Thinking ‘Counter Clockwise’ To Beat Stress
Immensely readable and riveting, Counterclockwise offers a transformative and bold new paradigm: And all the cards would be face down, and I dealt the card rather than to the person next to me, to the person next to that person, and they just filled in and gave the person next to me the next card.
While I enjoyed the main argument about patients taking control of their own health, the book seem somewhat repetitive and could have been shorter. All concepts taught in introductory sociology. And everybody went wild.

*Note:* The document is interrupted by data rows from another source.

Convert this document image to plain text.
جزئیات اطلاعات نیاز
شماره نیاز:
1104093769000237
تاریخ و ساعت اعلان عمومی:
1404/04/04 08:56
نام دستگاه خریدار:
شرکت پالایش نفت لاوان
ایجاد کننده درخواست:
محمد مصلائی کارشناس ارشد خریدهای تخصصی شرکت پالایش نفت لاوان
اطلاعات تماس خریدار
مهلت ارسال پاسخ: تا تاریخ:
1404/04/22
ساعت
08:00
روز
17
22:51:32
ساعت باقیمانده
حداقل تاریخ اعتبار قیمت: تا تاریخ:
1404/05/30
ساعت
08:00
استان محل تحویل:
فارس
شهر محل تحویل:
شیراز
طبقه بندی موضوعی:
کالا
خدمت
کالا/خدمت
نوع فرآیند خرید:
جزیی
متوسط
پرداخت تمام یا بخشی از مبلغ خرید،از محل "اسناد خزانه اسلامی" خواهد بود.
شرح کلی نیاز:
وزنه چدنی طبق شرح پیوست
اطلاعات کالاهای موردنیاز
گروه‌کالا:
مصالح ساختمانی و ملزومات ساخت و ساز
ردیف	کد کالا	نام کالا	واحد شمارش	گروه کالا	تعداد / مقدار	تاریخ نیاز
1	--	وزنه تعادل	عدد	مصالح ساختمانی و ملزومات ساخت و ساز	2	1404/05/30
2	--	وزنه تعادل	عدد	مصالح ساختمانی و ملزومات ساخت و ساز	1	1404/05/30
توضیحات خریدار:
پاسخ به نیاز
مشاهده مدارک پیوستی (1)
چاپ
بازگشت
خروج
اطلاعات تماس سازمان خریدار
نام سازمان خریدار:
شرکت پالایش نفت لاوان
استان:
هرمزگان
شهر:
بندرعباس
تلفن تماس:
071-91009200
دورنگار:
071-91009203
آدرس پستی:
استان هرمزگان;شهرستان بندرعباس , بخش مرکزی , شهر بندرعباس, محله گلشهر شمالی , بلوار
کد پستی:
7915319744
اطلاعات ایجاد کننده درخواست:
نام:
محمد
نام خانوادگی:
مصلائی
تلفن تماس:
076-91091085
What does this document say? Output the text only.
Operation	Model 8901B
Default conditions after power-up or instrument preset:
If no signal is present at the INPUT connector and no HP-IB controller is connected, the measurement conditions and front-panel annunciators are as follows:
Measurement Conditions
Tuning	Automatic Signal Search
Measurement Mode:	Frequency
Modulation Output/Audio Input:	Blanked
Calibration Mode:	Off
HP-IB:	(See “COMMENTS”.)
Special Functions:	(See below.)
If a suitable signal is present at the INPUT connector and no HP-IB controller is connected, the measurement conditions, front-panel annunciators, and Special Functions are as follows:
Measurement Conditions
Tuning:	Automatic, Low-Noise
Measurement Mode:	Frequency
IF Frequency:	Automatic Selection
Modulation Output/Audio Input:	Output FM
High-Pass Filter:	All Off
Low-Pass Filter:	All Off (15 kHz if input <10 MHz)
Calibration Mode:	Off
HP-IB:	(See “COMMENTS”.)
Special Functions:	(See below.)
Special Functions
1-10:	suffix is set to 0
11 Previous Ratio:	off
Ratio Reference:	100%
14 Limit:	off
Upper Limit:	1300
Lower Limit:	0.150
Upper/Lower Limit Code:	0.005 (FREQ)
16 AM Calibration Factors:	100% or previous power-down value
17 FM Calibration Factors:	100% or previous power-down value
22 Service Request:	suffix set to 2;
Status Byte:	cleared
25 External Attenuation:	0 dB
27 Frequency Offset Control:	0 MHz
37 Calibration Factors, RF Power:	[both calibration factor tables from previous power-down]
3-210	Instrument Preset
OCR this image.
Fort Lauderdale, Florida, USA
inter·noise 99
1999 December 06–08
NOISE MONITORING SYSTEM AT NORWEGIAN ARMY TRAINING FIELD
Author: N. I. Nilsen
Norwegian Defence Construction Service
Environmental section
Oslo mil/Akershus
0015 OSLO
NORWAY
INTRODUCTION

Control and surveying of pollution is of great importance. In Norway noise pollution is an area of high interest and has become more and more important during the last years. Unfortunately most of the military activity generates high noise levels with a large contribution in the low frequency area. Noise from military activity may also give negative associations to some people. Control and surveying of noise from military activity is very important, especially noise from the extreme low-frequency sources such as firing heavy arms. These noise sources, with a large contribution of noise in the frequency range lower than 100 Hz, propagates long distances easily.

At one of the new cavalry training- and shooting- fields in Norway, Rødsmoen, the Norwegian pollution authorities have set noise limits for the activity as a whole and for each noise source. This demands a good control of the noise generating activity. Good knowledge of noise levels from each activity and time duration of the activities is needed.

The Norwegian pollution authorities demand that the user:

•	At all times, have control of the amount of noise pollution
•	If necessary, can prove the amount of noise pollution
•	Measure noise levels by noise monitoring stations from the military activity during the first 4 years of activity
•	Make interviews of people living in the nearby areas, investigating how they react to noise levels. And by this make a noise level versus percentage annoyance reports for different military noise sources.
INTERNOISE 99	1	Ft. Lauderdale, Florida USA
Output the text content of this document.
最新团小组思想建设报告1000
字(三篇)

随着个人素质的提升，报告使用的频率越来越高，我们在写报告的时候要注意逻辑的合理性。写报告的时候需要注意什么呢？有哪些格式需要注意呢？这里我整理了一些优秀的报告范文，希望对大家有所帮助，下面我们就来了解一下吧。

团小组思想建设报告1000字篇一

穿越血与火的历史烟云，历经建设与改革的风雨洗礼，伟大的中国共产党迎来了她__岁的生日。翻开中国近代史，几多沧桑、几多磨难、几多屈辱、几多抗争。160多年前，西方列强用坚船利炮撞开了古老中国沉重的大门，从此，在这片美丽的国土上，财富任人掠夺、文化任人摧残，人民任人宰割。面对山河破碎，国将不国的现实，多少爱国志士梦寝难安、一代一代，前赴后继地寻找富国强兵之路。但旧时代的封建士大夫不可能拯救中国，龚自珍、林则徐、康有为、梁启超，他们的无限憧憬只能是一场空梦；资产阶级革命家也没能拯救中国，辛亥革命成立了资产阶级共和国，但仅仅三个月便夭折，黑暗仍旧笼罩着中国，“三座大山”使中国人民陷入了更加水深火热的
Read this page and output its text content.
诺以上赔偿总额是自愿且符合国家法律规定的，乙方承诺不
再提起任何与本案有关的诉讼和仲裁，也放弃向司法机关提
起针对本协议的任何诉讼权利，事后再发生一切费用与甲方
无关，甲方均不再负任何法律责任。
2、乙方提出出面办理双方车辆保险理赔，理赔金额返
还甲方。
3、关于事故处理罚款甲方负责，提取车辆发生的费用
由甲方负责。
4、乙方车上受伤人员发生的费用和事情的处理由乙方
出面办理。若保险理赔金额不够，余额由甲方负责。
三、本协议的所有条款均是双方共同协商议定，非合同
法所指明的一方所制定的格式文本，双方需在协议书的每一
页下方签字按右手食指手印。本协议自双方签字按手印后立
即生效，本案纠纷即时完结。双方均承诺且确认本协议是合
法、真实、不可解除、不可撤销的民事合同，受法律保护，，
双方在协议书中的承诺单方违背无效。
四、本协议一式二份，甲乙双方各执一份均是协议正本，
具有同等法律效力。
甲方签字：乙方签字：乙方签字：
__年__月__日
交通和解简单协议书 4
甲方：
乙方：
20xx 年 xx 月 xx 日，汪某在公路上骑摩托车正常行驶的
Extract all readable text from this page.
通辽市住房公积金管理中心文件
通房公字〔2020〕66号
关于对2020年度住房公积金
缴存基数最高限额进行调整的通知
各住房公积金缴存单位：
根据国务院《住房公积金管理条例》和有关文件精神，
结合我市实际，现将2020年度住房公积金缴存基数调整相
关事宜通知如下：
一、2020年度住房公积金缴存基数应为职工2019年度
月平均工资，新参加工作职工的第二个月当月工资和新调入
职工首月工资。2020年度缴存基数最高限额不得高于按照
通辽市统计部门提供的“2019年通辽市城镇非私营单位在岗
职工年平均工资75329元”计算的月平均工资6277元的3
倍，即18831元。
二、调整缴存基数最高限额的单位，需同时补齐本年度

Counter Clockwise: Mindful Health and the Power of Possibility
I haven’t read widely about “mindfulness” and “flow,” though, so maybe I’m just missing something. I intend to purchase it and include it in my library. The group living there were instructed to go about their lives as if the present was Langer explains why medical decisions tend to rest on uncertainty, that doctors are sometimes wrong or sometimes overstate their case, and that they use language with patients that can be viewed as being manipulative.
I’m not sure this was a l This is not the type of book I usually read but I was intrigued by Langer’s Counter Clockwise experiment. People who are dyslexic, it turns out that most words, over 90 percent of the words, they’re reading they tend to read correctly, yet they define themselves by their illness. I was aware that Dr. It was my turn to deal. Her clear definition of mindfulness, loosely paraphrased here as “the simple process of actively noticing distinctions” is one of the best explanations I’ve hear An absolutely amazing book that provides new perspectives on aging, mindset, perception, and our personal influence over our life experiences.